A heart transplant is suitable for only a few people with certain kinds of heart disease. It is a complex procedure that requires a skilled, experienced surgical team and a highly motivated recipient. In most cases a heart transplant is recommended only when there is no other hope of survival and the possibility of the operation’s success is high.
The best candidate for a heart transplant is a person under 60 who, except for his or her heart, is otherwise healthy and whose liver, lungs and kidneys are strong. A supportive family or group of friends is also very helpful.
Most often, the donor heart comes from a healthy person who died in an accident.
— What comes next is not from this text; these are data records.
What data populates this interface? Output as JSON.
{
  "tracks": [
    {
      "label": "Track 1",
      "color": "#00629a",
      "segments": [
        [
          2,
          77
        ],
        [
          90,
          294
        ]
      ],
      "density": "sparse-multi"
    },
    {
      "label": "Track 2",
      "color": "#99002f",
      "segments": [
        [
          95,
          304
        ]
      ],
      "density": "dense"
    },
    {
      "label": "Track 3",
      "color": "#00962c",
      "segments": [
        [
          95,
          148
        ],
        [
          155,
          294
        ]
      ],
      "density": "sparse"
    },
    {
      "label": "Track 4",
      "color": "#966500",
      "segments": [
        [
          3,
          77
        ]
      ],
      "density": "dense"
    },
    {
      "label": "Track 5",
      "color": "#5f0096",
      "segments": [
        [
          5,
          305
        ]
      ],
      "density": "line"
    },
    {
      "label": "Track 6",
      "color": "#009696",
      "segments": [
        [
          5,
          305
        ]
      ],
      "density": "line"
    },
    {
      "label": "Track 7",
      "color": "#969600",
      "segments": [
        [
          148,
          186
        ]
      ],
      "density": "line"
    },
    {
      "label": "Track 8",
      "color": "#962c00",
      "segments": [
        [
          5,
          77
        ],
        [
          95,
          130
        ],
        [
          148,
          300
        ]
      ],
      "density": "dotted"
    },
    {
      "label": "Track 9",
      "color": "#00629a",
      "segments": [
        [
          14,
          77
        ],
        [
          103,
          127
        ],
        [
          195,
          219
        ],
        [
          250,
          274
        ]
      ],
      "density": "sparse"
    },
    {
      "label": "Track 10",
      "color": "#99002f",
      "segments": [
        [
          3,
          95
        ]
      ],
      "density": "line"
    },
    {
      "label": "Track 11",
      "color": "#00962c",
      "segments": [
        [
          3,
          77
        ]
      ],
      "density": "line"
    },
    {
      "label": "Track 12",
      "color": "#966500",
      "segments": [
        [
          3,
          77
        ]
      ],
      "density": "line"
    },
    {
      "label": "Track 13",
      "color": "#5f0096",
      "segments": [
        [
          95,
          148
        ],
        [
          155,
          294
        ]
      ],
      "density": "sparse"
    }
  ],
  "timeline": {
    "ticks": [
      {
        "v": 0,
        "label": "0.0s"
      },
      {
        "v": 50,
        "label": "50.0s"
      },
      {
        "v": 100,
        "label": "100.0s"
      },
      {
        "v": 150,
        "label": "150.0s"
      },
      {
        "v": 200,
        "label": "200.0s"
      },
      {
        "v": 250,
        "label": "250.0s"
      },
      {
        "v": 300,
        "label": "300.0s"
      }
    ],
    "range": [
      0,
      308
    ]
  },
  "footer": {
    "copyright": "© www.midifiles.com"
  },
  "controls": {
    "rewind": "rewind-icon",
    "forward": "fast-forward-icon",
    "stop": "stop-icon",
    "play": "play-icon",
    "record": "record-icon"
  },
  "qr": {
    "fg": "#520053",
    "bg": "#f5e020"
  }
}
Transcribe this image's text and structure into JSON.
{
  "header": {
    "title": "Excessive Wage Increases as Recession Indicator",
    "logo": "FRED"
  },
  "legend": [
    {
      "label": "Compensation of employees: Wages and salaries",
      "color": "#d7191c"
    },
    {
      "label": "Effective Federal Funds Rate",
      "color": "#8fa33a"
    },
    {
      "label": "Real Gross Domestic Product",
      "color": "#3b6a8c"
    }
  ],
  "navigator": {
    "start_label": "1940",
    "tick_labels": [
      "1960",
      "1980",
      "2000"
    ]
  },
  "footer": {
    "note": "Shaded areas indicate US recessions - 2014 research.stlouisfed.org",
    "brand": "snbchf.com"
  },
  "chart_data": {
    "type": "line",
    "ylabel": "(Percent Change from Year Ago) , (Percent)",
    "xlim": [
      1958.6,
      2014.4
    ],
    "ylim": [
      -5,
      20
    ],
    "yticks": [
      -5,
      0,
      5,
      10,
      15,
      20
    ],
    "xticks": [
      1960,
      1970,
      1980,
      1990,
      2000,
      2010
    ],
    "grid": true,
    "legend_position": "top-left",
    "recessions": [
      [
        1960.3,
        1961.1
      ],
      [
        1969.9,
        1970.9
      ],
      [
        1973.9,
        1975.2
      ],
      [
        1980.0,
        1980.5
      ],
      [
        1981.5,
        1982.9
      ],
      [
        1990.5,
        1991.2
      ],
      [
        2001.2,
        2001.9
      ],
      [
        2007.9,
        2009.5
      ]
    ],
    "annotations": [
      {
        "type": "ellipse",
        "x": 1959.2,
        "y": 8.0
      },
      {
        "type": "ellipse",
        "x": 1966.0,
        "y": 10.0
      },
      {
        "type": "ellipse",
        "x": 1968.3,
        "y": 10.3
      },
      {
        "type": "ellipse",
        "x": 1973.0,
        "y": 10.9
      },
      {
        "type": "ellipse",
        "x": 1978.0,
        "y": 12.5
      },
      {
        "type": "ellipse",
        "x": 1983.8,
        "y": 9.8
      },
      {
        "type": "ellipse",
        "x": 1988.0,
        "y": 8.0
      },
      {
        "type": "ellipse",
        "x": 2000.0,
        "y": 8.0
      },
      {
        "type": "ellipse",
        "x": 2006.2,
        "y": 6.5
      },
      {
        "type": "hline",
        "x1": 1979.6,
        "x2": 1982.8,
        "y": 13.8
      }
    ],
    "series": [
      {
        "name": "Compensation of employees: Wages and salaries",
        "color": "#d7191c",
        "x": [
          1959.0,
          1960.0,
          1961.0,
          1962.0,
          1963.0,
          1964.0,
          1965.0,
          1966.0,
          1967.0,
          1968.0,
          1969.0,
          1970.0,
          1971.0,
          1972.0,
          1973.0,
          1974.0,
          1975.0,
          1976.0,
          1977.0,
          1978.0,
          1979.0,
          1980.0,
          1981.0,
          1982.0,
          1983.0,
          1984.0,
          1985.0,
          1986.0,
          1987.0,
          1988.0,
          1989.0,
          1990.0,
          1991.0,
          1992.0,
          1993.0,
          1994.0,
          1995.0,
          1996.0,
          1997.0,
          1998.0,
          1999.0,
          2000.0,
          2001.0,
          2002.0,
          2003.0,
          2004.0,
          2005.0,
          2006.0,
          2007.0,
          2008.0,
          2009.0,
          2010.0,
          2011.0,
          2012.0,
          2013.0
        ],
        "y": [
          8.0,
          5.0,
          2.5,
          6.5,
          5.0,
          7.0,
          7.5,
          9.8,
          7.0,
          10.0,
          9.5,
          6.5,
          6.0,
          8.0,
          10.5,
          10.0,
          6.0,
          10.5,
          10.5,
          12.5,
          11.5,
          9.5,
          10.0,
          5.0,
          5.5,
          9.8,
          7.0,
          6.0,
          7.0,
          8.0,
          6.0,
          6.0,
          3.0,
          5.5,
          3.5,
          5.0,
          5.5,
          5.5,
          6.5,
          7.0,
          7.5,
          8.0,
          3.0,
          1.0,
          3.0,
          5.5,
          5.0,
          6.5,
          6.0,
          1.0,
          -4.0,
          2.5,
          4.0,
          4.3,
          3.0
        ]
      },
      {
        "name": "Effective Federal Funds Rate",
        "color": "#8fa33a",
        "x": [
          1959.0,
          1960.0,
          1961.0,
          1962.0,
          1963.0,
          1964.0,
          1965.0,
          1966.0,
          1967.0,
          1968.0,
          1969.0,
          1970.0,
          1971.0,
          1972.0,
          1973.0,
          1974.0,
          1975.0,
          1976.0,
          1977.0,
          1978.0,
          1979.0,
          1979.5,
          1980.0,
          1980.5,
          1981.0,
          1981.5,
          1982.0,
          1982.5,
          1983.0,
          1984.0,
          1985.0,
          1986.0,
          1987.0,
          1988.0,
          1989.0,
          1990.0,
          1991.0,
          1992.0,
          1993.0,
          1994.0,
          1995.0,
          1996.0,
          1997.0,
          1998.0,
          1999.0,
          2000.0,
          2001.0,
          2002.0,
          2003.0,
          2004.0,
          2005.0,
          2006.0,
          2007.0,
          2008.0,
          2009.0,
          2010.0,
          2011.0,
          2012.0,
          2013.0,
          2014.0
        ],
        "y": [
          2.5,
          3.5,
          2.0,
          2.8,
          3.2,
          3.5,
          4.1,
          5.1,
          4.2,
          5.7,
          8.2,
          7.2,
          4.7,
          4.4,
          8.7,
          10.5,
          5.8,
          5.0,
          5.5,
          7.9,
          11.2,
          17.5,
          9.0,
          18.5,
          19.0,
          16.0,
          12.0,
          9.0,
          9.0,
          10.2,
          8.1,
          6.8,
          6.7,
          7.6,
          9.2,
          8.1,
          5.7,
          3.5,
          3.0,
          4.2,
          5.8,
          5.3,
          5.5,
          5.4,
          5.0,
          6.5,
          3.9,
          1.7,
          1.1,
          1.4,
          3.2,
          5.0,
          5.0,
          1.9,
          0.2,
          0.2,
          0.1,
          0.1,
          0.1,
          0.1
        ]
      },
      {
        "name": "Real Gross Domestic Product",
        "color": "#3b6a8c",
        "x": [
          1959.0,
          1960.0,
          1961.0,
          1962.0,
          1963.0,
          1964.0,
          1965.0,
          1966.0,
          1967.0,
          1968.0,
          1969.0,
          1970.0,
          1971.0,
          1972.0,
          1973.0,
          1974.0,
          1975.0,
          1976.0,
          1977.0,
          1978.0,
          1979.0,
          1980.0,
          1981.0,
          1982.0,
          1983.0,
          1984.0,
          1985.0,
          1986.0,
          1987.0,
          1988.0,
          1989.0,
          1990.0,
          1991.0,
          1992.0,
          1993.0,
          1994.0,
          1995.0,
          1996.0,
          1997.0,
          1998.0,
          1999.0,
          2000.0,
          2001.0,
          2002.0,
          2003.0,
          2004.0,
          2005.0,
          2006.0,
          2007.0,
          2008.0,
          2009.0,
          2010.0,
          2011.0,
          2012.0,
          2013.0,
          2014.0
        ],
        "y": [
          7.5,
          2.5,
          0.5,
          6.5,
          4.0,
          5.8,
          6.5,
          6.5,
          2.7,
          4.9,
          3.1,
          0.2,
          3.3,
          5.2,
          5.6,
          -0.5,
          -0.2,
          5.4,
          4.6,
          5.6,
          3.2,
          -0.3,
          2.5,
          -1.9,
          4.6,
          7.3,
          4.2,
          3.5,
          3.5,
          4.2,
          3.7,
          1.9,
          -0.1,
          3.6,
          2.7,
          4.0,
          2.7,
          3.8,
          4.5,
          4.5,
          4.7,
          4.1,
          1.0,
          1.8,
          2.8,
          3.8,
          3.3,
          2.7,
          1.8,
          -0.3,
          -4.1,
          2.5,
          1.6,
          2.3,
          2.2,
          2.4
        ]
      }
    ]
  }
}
The donor heart is rushed to the hospital, the recipient’s chest is opened, the diseased heart is removed, and the donor heart is put in its place. During the operation, a heart-lung machine takes over for the recipient’s heart. Most successful recipients recover and go on to live relatively normal lives. Approximately 80 percent are alive a year after the procedure, and some have lived for more than a decade.
Aside from the hazards of open-heart surgery, the greatest obstacle to healing is the body’s own immune system response. To the immune system, the new heart is an intruder, and the body will ordinarily reject the heart unless drugs are administered to suppress the immune system. Skillful dosage adjustment is crucial, since a suppressed immune system renders the patient susceptible to infection. The patient will need to take reduced dosages of these medicines for the rest of his or her life.